Nah, lokasi bulak peperangan itu hingga kini masih sering dikunjungi para pendaki Gunung Lawu untuk literasi sejarah.
Lokasinya berada di sebelah Utara dari puncak Hargo Dumilah atau berada di sebelah Pasar Dieng atau Pasar Setan.
"Jalur pendakian ini dikenal sebagai jalur gaib. Pasalnya, para pendaki yang melewati padang ilalang di lereng Lawu dan berangin kencang sering mendengar suara bising layaknya sebuah pasar, hingga disebut sebagai lokasi 'Pasar Setan', " ujar pria yang akrab disapa Mbah PO ini.

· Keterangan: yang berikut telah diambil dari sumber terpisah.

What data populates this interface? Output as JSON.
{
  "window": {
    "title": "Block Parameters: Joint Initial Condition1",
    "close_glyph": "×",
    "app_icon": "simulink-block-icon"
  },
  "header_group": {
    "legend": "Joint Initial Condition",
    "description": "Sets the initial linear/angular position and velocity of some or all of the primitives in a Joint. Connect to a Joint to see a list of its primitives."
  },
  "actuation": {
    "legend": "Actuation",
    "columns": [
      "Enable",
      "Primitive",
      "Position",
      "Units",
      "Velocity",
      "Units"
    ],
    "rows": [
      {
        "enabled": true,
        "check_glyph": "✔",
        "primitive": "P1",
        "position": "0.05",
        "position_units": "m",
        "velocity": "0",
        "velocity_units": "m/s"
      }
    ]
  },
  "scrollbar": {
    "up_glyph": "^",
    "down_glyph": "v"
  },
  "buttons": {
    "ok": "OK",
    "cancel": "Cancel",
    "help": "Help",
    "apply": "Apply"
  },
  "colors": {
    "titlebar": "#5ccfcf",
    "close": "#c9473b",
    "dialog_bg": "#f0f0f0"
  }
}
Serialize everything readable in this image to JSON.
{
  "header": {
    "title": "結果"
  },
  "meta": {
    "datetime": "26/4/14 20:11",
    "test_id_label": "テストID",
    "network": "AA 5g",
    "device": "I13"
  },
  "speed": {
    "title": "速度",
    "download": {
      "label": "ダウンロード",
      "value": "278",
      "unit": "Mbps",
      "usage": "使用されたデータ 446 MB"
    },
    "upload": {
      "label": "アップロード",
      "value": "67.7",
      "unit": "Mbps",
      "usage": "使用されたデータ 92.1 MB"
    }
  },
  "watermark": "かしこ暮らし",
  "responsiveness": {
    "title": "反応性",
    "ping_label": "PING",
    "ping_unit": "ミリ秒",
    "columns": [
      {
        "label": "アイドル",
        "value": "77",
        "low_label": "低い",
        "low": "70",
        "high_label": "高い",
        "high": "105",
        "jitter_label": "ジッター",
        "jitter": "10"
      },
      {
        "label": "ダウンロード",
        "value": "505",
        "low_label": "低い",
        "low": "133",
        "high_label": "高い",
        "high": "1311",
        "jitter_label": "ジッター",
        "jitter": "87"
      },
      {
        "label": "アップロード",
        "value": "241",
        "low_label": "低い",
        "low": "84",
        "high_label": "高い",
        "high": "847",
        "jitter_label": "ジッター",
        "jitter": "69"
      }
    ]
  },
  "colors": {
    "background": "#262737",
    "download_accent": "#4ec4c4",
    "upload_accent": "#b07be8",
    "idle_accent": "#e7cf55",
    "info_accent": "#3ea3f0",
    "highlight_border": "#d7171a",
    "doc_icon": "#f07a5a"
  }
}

Suradi salah satu warga desa di sekitar candi Cetho juga menyebutkan jika ingin naik melewati jalur ini (cetho) akan melewati melewati berbagai lokasi yang masih di sakralkan. Diantarannya Candi Cetho, juga Candi Kethek yang berada dia atasnya.
Nantinya pendaki akan memasuki wilayah yang di yakini masyarakat setempat sebagai pintu masuk kerajaan makhluk gaib yang diwujudkan dalam 2 batang bohon cemara besar yang berdampingan layaknya pintu gerbang,
Nanti setelah melewati pos empat akan melewati 2 pohon cemara yang cukup besar yang dikenal dengan Cemoro Kembar. Konon di situlah letak pintu masuknya.
"Terlebih lagi lokasinya dekat denga pasar setan, yang ada di lereng Lawu," jelasnya lebih lanjut.
Di jalur ini, ungkap Suradi, banyak para pendaki yang tersesat hingga hilang tak ditemukan.
Salah satunya pendaki bernama Alvi Kurniawan yang hilang hingga saat ini belum ditemukan. Alvi Kurniawan menghilang setelah diajak balapan lari dengan pendaki lainnya. Sejak tahun Januari 2019 itu, pemuda asal Magelang menghilang.
"Jadi kalau melintasi medan yang diyakini sebagai pasar setan, bila mendengar ada yang menawarkan untuk membeli, diharuskan untuk melempar koin sebagai tanda berkomunikasi dan agar tidak tertimpa musibah, " ujarnya.